On Thu, 4 Nov 2010 21:42:55 -0000, "Gareth Magennis"
put finger to keyboard and composed:
Is cloning the new drive from the working (noisy) one a viable proposition?
I would think that would be the way to go.
One thing to watch out for is bad sectors. If your "working" drive has
any bads, then you need imaging/cloning software that knows how to
work around bad patches in the media.
ddrescue and dd_rescue are two Linux based utilities that can clone a
drive in multiple passes.
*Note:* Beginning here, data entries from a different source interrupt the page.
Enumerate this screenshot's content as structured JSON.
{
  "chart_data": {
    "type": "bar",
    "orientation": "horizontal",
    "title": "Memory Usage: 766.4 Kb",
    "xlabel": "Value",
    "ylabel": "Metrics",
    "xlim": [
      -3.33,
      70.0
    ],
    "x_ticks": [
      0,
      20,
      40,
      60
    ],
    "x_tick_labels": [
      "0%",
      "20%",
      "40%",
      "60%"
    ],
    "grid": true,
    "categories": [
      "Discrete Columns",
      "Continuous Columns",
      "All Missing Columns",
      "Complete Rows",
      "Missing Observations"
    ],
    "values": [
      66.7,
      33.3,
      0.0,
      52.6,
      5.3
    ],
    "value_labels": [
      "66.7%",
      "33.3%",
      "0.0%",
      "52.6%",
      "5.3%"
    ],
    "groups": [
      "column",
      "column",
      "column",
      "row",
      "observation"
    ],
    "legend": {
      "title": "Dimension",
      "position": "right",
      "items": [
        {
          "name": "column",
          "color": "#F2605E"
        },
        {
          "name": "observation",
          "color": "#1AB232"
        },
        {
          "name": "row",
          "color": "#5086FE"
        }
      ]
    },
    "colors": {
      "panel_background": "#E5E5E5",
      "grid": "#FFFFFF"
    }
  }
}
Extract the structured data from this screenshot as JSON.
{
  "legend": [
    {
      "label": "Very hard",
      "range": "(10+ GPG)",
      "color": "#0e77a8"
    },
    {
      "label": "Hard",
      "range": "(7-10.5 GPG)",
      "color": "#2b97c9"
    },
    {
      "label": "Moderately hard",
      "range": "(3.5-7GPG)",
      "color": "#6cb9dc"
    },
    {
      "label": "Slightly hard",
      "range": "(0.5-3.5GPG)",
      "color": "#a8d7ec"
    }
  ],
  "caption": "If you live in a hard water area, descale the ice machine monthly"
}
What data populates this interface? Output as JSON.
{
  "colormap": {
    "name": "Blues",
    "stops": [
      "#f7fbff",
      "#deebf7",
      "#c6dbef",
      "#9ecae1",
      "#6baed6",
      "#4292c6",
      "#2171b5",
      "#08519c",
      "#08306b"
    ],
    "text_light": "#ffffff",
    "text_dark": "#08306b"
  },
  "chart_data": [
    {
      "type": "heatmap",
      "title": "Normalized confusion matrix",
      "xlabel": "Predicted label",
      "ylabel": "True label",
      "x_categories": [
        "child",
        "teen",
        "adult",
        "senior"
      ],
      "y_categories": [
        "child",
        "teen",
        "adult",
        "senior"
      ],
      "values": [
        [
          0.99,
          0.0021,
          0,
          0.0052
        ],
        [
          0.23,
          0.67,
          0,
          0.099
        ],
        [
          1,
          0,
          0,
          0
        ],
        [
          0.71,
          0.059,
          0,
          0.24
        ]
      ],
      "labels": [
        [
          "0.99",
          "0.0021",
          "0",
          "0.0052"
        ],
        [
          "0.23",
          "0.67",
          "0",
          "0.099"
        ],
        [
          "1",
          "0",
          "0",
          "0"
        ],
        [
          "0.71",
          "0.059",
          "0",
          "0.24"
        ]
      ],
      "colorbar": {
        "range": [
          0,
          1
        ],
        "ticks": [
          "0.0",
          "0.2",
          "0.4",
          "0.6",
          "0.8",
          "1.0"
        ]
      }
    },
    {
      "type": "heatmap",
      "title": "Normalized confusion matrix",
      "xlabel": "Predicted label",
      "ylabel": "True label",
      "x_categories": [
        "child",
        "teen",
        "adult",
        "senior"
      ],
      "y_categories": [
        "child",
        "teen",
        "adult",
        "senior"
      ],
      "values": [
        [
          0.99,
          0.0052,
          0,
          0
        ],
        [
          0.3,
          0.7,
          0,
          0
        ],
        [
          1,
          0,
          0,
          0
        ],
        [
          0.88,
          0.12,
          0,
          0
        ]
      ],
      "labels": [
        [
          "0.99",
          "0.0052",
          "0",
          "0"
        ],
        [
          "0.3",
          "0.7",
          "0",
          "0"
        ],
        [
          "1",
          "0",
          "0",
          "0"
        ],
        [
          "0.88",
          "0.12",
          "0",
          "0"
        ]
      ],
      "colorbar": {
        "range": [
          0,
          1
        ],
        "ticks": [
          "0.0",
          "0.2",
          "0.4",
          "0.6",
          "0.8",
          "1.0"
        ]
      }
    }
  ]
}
They image the easy sectors on the first
pass, and attempt the more difficult ones on subsequent passes. They
can also image a drive in reverse. Reverse imaging effectively
disables look ahead caching.
ddrescue:
http://www.gnu.org/software/ddrescue/ddrescue.html
dd_rescue:
http://www.garloff.de/kurt/linux/ddrescue/
http://www.forensicswiki.org/wiki/Ddrescue
HDClone is a Windows based imager:
http://www.miray.de/products/sat.hdclone.html
Copyr.dma is a DOS based imager that can be used for smaller drives:
http://www.copyr.pl/pliki/copyrE13.zip
- Franc Zabkar
--
Please remove one 'i' from my address when replying by email.